Cada una de las propuestas de Jesús viene encabezada con el término “bienaventurado”. En nuestro lenguaje ordinario esa palabra no nos dice mucho. Su verdadero alcance se comprende mejor con términos equivalentes como “dichoso” o “feliz”.

Y aquí podemos sacar una primera conclusión: Jesús no viene a proponer una visión reductiva de la vida. Algo así como si seguir a Jesús fuera una limitante para las alegrías de la vida. O que el buen vivir estaría vedado a los cristianos. Que ser cristiano implica una vida tristona, de horizonte estrecho.

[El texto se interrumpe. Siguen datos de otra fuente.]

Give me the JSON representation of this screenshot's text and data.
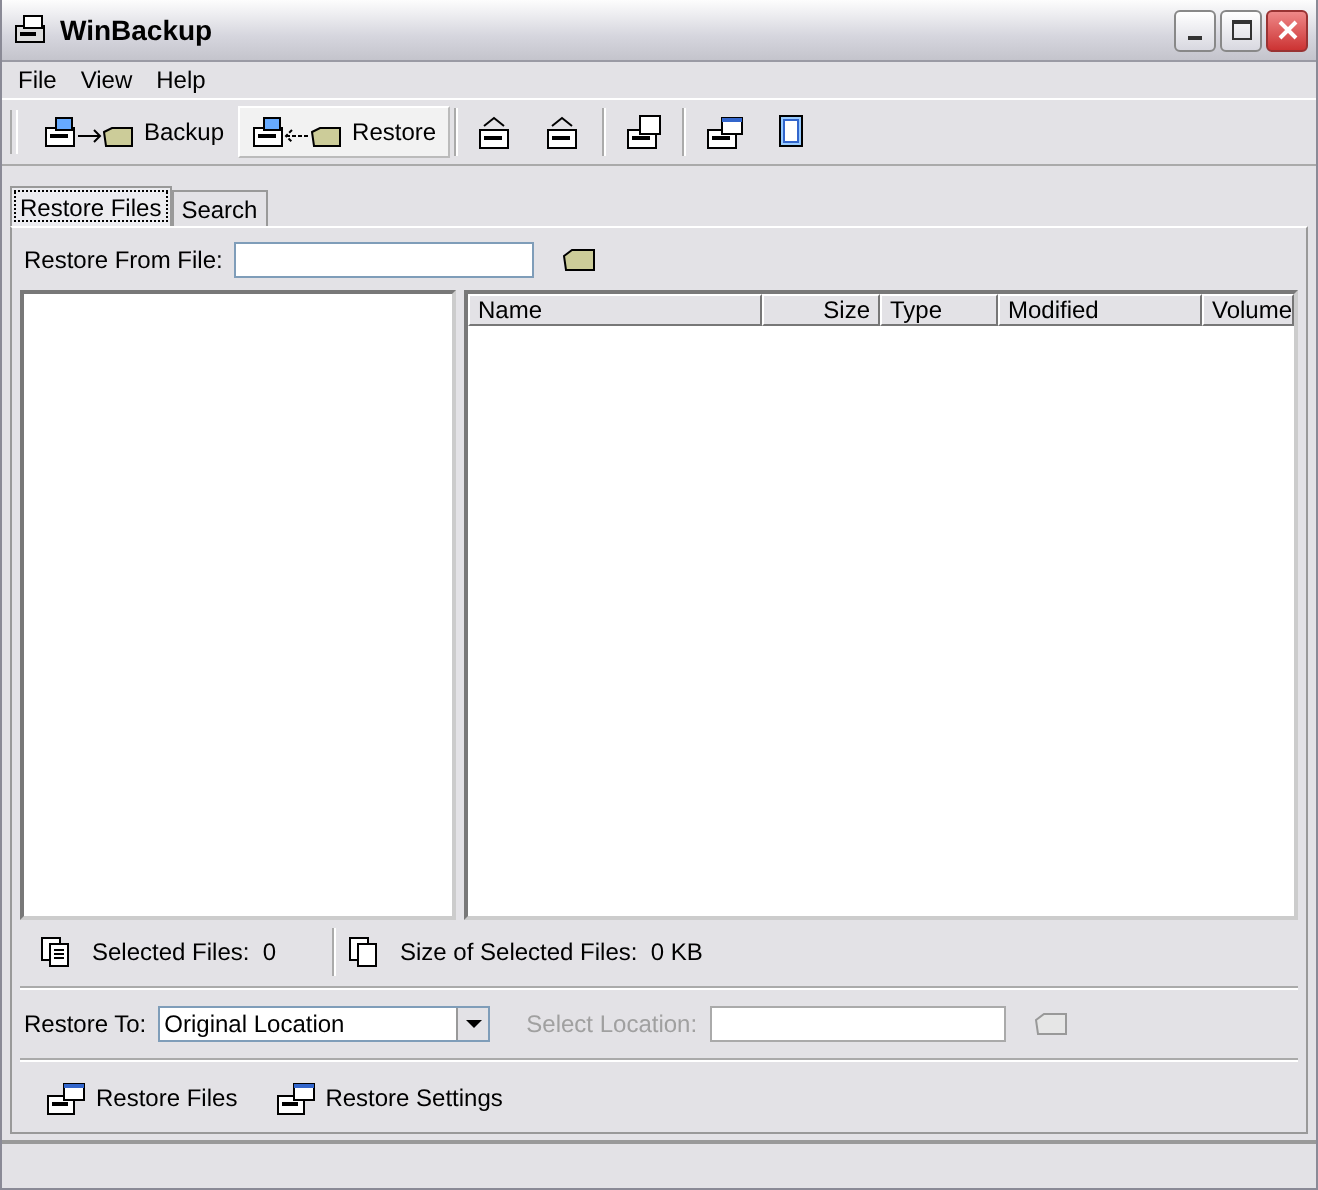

“Dichosos los pobres”. Es quizá la propuesta más desconcertante que Jesús nos plantea. ¿Acaso hay alegría en vivir en la pobreza? En realidad, no se trata de indigencia. Más bien, es la condena de la avaricia, de la obsesión por acumular bienes terrenos, del egoísmo desmedido. Estas enfermedades psicológicas secan el corazón y apagan la solidaridad. Mis bienes deben enriquecer a los demás: a esto se le llama solidaridad. “No pueden servir a Dios y a las riquezas”, nos dice el Señor.

“Dichosos los que sufren porque serán consolados”. Ser dichoso en el sufrimiento parecería masoquismo. ¿A quién le gusta sufrir? El dolor es ineludible. Tiene mil facetas. Tarde o temprano nos visita. Es propio de la condición humana. El mismo Jesús tuvo una pasión y muerte espantosas. De lo que se trata es el asociar nuestro sufrimiento al de Jesús, y así adquiere un valor redentor, para nosotros y para los demás. Paciencia viene de la voz latina “patire”, sufrir. No maldecir el dolor ni buscar salidas falsas. Sufrir con entereza, sufrir por causas nobles, dar la vida por los demás.

“Dichosos los humildes, porque heredarán la tierra prometida”. El orgulloso se siente autosuficiente, no necesita de nadie, ni siquiera de Dios. Así se autoexcluye del Reino de Dios. El humilde es consciente de que Dios lo ama y acepta con alegría la pertenencia a la familia de Dios, aquí y en la eternidad. Su humildad le permite abrirse a las bendiciones del Reino. Seguir a Jesús con corazón de discípulo es la oportunidad para dejarse inundar por las promesas del Reino.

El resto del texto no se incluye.